De a poco nos fuimos haciendo a la idea de que nos extrañaríamos para siempre, de que sin importar hasta dónde llegáramos con la indiferencia y la arrogancia propia del despecho, nos extrañaríamos. Y cuando asumimos eso, asumimos el verbo extrañar con todas sus acepciones, y armamos el botiquín correspondiente con las gasas y las vendas necesarias para, llegado el caso, cubrir sin éxito las heridas permanentes. Asumimos también que quedaríamos perplejos ante cualquier contacto casual, así como ante cualquier intento por arrojar desde un barranco todos nuestros recuerdos -y la memoria completa- sólo por sobrevivir a nuestras mutuas soledades. Asumimos que íbamos a transitar lugares oscuros para los ojos del presente, que escribiríamos cartas y más cartas que jamás verían la luz; que nos buscaríamos, sin confesarlo jamás, en las filas de los supermercados y en los interiores de los taxis que pasaran por nuestras narices amagando con el derrumbe definitivo de una fe en la que buscaríamos creer sin lograrlo nunca: la fe en el olvido, en el tiempo que todo lo cura, en eso que se supone que es para toda la vida pero que casi siempre dura lo que dura el sabor de un beso.
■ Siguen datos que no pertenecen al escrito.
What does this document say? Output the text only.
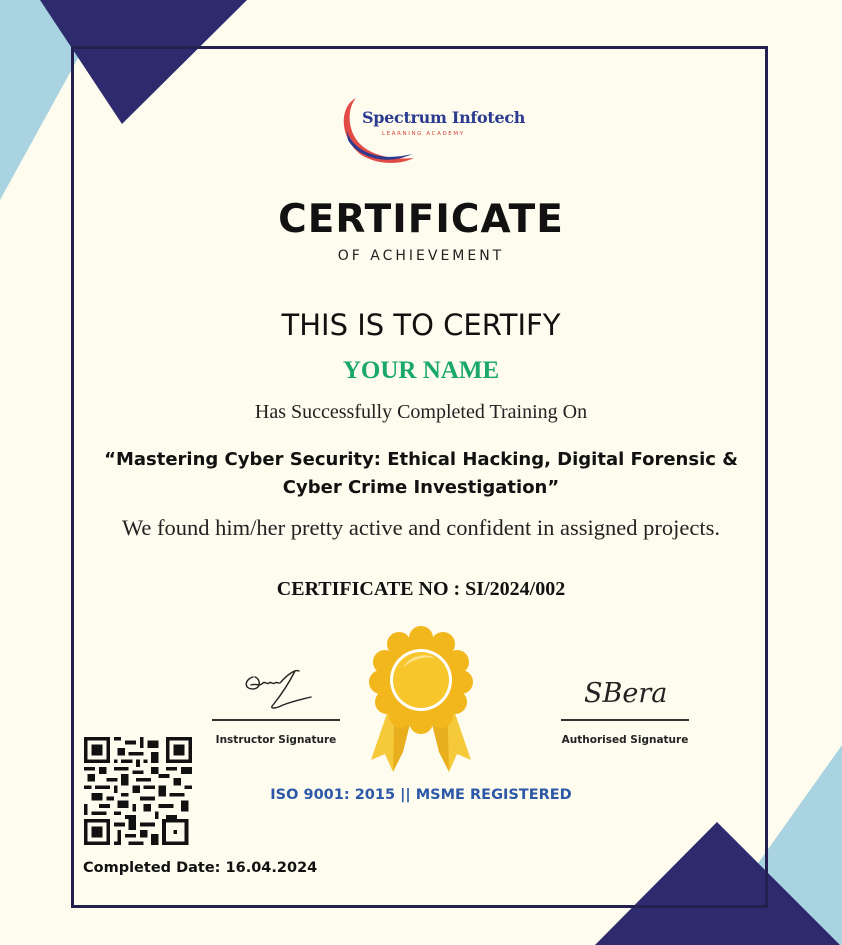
Spectrum Infotech
LEARNING ACADEMY
CERTIFICATE
OF ACHIEVEMENT
THIS IS TO CERTIFY
YOUR NAME
Has Successfully Completed Training On
“Mastering Cyber Security: Ethical Hacking, Digital Forensic & Cyber Crime Investigation”
We found him/her pretty active and confident in assigned projects.
CERTIFICATE NO : SI/2024/002
Instructor Signature
SBera
Authorised Signature
ISO 9001: 2015 || MSME REGISTERED
Completed Date: 16.04.2024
Y así fuimos marcando el territorio de la despedida, abonando la tierra con algunas flores que hicieran más dulce la espera brutal de lo que nunca llega. Dejamos marcas secretas en la ropa del otro para que aparecieran un día de la nada a asesinarnos por la espalda y sin compasión y sin miramientos y sin piedad y con todo el peso de lo inexplicable. Nos pusimos de acuerdo en que si uno de los dos un día decidía irse, lo haría para siempre y sin aviso, sin explicaciones y sin decir adiós. Ese fatídico día nos alejaríamos con desprecio y soberbia, con la ceguera de la venganza y el miedo del profeta de su propia muerte. Dejaríamos el diario íntimo inconcluso y sin punto final, sin notas de despedida ni justificaciones inútiles. Nos abrazaríamos a la distancia sin llorar, negando las huellas y las promesas, escudándonos en una inexistente sabiduría de la vida. Nos desdeciríamos de lo dicho y de lo hecho, de la urgencia ante la soledad de la noche y la llegada de una mañana desolada.
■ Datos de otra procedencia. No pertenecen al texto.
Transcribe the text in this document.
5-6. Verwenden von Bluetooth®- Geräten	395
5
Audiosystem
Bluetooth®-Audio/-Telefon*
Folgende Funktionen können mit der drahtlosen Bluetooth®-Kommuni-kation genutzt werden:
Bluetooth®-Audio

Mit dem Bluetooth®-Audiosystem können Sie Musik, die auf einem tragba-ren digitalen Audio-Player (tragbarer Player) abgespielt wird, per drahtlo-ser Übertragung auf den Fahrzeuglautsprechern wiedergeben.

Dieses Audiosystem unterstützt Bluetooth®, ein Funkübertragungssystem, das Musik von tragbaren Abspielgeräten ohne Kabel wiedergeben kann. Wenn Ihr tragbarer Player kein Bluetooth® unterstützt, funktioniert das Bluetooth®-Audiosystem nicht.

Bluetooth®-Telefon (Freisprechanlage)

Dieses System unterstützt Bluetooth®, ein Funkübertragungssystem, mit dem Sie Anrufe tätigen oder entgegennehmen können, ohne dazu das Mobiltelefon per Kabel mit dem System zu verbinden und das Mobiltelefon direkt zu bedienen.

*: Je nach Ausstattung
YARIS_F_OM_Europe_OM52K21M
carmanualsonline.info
Por eso, una vez que desnudamos todos los temores y todas las vergüenzas y todas las miserias y todas las confesiones; que negamos la justicia y los castigos y nos probamos la horca y saboreamos una gota del veneno mortal del rencor; que levantamos las cabezas y afilamos las hachas y escupimos para arriba todas las verdades y vomitamos el orgullo y la estupidez; una vez que hicimos todo eso, miramos por la ventana al cielo, nos desvestimos en silencio y apostamos hasta la última gota de sangre sin saber en realidad hasta dónde llegaríamos con eso que dicen que es el amor.